一方で、これらの鉱物は希少性が高く、常に供給不足の状態が続いている。そのため各国や企業、投資家など多くの利害関係者が、これまでほとんど調査されてこなかった深海域に新たな資源の可能性を求め始めている。

しかし問題は、その代償がどれほど大きいのか、まだ誰にも分かっていないという点だ。深海採鉱が生態系に与える影響については、十分なデータが揃っておらず、評価は途上にある。

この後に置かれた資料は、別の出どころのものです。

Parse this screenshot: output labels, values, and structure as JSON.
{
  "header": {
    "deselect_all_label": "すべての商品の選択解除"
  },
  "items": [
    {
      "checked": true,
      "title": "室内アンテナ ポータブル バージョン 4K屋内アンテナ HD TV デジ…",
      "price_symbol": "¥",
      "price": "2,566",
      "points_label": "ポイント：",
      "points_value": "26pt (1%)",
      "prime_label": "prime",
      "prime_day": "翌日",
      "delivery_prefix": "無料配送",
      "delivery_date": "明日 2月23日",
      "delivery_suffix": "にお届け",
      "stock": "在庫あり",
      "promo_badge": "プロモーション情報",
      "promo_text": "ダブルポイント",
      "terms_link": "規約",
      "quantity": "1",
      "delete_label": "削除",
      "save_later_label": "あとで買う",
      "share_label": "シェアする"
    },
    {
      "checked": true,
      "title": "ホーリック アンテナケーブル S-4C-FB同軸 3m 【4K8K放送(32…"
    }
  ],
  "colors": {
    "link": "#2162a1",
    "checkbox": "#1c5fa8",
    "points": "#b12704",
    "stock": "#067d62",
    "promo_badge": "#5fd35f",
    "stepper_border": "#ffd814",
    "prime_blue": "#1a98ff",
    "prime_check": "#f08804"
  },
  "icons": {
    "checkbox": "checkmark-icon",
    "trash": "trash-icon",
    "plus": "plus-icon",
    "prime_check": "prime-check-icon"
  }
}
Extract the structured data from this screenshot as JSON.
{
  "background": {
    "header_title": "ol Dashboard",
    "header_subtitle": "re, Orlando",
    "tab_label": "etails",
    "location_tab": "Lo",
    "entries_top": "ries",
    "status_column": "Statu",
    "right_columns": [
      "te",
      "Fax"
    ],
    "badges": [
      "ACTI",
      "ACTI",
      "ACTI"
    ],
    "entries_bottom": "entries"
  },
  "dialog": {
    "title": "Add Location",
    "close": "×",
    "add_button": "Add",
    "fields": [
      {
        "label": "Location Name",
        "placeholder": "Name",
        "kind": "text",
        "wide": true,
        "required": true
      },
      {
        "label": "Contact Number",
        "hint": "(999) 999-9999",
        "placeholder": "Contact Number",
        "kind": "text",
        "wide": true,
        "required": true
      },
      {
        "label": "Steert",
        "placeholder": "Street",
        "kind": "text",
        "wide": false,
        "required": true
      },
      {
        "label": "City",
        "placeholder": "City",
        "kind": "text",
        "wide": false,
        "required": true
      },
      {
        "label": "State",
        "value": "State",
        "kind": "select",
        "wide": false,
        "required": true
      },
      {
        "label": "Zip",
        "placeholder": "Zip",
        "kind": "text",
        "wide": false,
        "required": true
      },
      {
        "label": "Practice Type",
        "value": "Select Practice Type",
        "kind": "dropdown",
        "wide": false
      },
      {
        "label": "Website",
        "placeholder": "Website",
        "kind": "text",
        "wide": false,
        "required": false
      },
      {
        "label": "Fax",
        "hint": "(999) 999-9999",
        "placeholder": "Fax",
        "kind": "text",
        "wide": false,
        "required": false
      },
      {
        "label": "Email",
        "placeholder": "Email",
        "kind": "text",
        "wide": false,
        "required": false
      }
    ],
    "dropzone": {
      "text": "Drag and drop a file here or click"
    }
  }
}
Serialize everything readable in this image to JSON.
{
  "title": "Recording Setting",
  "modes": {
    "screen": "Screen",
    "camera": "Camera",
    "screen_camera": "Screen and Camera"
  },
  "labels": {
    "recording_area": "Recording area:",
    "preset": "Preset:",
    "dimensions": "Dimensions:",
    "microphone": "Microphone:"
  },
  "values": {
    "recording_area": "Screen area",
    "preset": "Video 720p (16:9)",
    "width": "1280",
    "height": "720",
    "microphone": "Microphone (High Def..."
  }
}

こうした状況を踏まえ、国際水域での人間活動を監督する国際海底機構(ISA)は、これまで商業目的の深海採鉱を一件も承認していない。

深海採鉱の調査での予想外の発見

調査の過程で、発見されたのが4,350個体の深海生物だ。その種は約800、そのうち88%が新種だった。具体的には、剛毛を持つゴカイ、骨のような姿のウミグモ、小さなカタツムリ、ムール貝の仲間など。

調査中に発見されたウミグモ(写真:University of Gothenburg)

調査中に発見されたウミグモ(写真:University of Gothenburg)

深海採鉱が削る“生きものの層”

一方で、深海採鉱の影響もはっきりと示された。採鉱車両の走行後、生物の個体数は37%減少、種の多様性は32%減少した。原因は、車両が海底を通過する際に約5cmの堆積物を削り取ること。このわずかな層こそ、多くの深海生物が暮らす場所だった。

今回の研究は、深海採鉱の是非を即断するものではない。ただひとつ確かなのは、人類はまだ深海をほとんど理解していないという事実だ。ダイバーが日常的に潜る海のさらにその下に、名前すら与えられていない生命が無数に存在している。その現実を知ること自体が、海と向き合う第一歩なのかもしれない。